Premier Boris Johnson jest zdeterminowany, by doprowadzić do brexitu 31 października nawet, jeżeli oznaczałoby to brexit bez umowy. Los zaproponowanych przez niego zmian w umowie brexitowej, które umożliwiłyby przyjęcie jej przez Izbę Gmin, ma sie rozstrzygnąć do końca tygodnia - UE jednak przyjęła je dość sceptycznie.

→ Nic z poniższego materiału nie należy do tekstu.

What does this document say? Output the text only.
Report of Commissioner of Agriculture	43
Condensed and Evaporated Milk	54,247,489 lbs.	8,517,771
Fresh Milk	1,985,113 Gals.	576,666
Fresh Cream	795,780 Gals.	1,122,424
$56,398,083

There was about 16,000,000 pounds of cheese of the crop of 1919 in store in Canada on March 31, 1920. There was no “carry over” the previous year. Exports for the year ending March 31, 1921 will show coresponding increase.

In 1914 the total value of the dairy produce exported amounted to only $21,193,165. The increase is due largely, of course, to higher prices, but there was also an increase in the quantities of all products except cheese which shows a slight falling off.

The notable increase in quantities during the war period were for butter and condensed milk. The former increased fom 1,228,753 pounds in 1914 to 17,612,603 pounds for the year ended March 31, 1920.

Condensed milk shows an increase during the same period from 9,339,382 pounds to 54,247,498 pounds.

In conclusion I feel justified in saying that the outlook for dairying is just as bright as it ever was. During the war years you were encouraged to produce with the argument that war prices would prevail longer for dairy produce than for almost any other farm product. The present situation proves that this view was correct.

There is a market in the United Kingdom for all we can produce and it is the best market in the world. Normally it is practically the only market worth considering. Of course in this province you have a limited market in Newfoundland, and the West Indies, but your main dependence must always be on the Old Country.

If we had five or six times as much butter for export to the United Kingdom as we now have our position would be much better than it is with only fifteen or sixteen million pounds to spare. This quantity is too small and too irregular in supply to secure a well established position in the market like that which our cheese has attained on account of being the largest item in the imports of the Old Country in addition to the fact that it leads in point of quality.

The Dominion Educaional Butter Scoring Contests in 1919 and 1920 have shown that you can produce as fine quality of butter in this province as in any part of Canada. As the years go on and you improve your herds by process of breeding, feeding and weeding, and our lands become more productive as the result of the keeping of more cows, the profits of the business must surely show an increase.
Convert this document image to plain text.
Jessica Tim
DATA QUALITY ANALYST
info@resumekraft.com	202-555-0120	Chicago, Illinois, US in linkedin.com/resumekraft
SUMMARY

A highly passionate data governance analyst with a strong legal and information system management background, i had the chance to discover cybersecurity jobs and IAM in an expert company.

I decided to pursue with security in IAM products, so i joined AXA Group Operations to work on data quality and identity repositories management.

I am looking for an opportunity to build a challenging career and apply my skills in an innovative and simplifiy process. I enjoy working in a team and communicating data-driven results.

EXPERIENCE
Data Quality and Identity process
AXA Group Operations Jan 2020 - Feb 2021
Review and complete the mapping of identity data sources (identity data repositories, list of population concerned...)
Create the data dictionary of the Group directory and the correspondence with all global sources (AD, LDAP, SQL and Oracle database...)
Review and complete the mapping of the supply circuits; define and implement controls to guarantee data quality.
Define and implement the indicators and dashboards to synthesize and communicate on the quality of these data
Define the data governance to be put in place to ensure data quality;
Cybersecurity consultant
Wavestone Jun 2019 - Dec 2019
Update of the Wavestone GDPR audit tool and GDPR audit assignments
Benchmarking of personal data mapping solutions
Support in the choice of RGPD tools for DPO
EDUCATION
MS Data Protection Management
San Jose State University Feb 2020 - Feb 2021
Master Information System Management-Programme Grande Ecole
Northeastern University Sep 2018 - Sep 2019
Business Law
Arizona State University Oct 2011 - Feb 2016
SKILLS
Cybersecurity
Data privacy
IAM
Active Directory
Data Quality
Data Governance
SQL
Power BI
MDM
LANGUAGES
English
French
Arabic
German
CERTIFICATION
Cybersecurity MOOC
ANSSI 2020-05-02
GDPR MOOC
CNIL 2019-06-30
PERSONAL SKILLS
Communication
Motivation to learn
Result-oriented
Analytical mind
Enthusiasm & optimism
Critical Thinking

Szczyt Unii, który będzie ostatnią szansą na przyjęcie nowej umowy brexitowej, odbędzie się 17-18 października.
Tymczasem IFS ostrzega, że w przypadku wyjścia Wielkiej Brytanii bez umowy, deficyt wzrośnie do 92 mld funtów do roku 2021-2022 przy uwzględnieniu "względnie łagodnego" scenariusza, w którym po twardym brexicie nie będzie dochodzić do poważnych opóźnień przy kontroli celnej na granicach Wielkiej Brytanii.
Nawet jednak w takim scenariuszu brytyjska gospodarka znajdzie się w recesji w 2020 roku.
Jeśli rząd będzie chciał pobudzić kurczącą się gospodarkę narzędziami finansowymi - wówczas będzie musiał zwiększyć deficyt o kolejne miliardy - do poziomu 102 mld funtów.
- Brexit bez umowy będzie prawdopodobnie wymagał fiskalnej, krótkoterminowej stymulacji, po której będzie musiał nastąpić szybki powrót do oszczędzania - powiedział zastępca dyrektora IFS Carl Emmerson.